Aicardi goutières syndrome is associated with pulmonary hypertension

Abstract

While pulmonary hypertension (PH) is a potentially life threatening complication of many inflammatory conditions, an association between Aicardi Goutières syndrome (AGS), a rare genetic cause of interferon (IFN) overproduction, and the development of PH has not been characterized to date. We analyzed the cardiac function of individuals with AGS enrolled in the Myelin Disorders Bioregistry Project using retrospective chart review (n = 61). Additional prospective echocardiograms were obtained when possible (n = 22). An IFN signature score, a marker of systemic inflammation, was calculated through the measurement of mRNA transcripts of type I IFN-inducible genes (interferon signaling genes or ISG). Pathologic analysis was performed as available from autopsy samples. Within our cohort, four individuals were identified to be affected by PH: three with pathogenic gain-of-function mutations in the IFIH1 gene and one with heterozygous TREX1 mutations. All studied individuals with AGS were noted to have elevated IFN signature scores (Mann-Whitney p < .001), with the highest levels in individuals with IFIH1 mutations (Mann-Whitney p < .0001). We present clinical and histologic evidence of PH in a series of four individuals with AGS, a rare interferonopathy. Importantly, IFIH1 and TREX1 may represent a novel cause of PH. Furthermore, these findings underscore the importance of screening all individuals with AGS for PH.

Keywords: Aicardi Goutières Syndrome; Interferons; Pulmonary hypertension.

Figure 1:. Genetics and IFN scores in individuals with AGS.

(A). The distribution of molecular results is shown. (B). Cardiac evaluation within the AGS cohort is shown by genotype (white=ECHO unavailable or not done; grey=no PH detected; black=PH present). (C). IFN signaling gene (ISG) scores were calculated and an IFN signature was derived for all AGS affected individuals in the MDBP registry for whom blood samples were available (180 AGS samples and 104 control samples). Across all genotypes of AGS, ISG scores were significantly increased compared to control samples (by Mann-Whitney all p<0.0001 except for RNASEH2A, p=0.001). (D) Individuals with IFIH1 variants had higher ISGs compared to other AGS genotypes (Mann-Whitney all p<0.0001).

Figure 2:. Pathology features consistent with pulmonary hypertension.

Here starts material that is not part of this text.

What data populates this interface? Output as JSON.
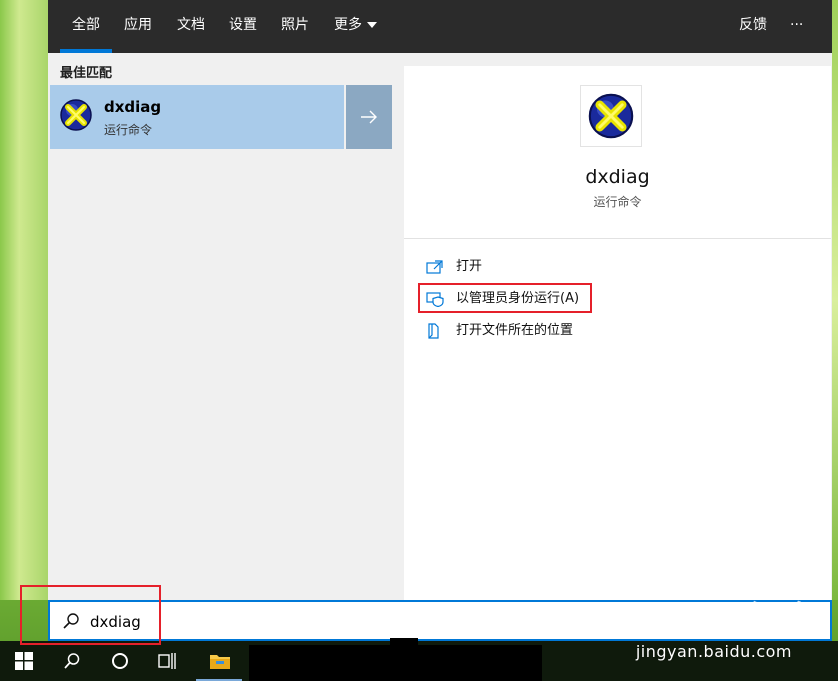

H+E stained sections of both small and large arteries show marked muscular hypertrophy (A, B), marked cellular intimal proliferation (C) leading to complete luminal occlusion (D). Also noted was concentric intimal fibrosis (E) and intraluminal thrombus formation (F). H+E sections showed histologic features consistent with severe pulmonary hypertension including plexiform (*) and dilation (arrow) lesions associated with markedly remodeled pulmonary arteries (PA) (G, H, I). Open intrapulmonary bronchopulmonary anastomoses (K) that bridge the pulmonary arteries and bronchial arteries (BA), along with marked BA remodeling and occlusions (J) are present (Br: bronchiole). Microscopic examination of the lungs included elastin [Verhoeff-van Gieson (VVG), L] stained sections showing marked pulmonary artery remodeling. Immunohistochemistry on lung sections revealed fibrointimal proliferation with infiltration of macrophages (CD163⁺, M) and tunica medical thickening [smooth muscle actin (SMA)⁺, N]. Gross examination of the heart showing dilatation of the right ventricle (O).